The debate Friday night is set to be the second of three debates between the two candidates before the Nov. 3 election. None of the debates will allow live audiences in keeping with recommendations from health experts about preventing the spread of the virus.
The rules that the campaigns previously agreed to for Friday night's debate already included a requirement that the candidates have their temperature taken before entering the studio, Graham's campaign spokesman said.
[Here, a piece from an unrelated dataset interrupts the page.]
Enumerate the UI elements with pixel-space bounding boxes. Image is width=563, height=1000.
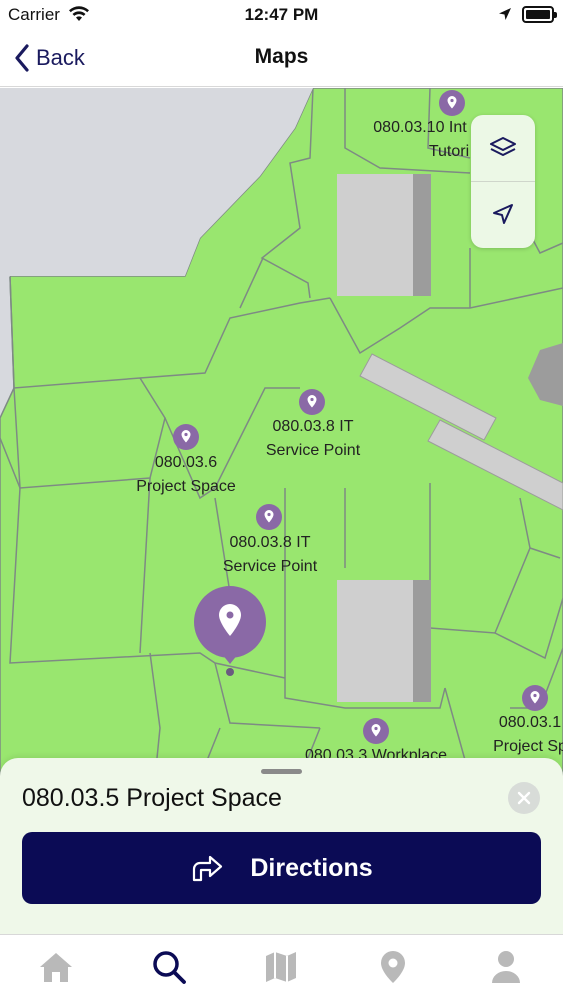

In the first debate last week in Columbia, Harrison and Graham sparred over the nation's coronavirus response, the Supreme Court and a number of other policy issues. Harrison put up Plexiglas next to his podium as an added precaution for that debate, a step that Graham did not take.
President Donald Trump and several Republican senators, including some who had been in a committee meeting with Graham, tested positive for the coronavirus last week. But Graham and his staff took a coronavirus test last Friday and they all reported that the results had come back negative.
Graham's campaign spokesman said the physician who oversaw the senator's test last week and the attending physician of the U.S. Congress told him that he did not require a quarantine or additional testing and could return to normal activities. The senator also tweeted a note from the attending physician saying he does not require coronavirus testing.
Polls have shown a neck-and-neck race between the candidates in a state that has not seen a Democrat win a U.S. Senate race since 1998. Election forecasters have recently shifted their predictions from favoring Graham to a "toss up" in which either candidate may come out on top.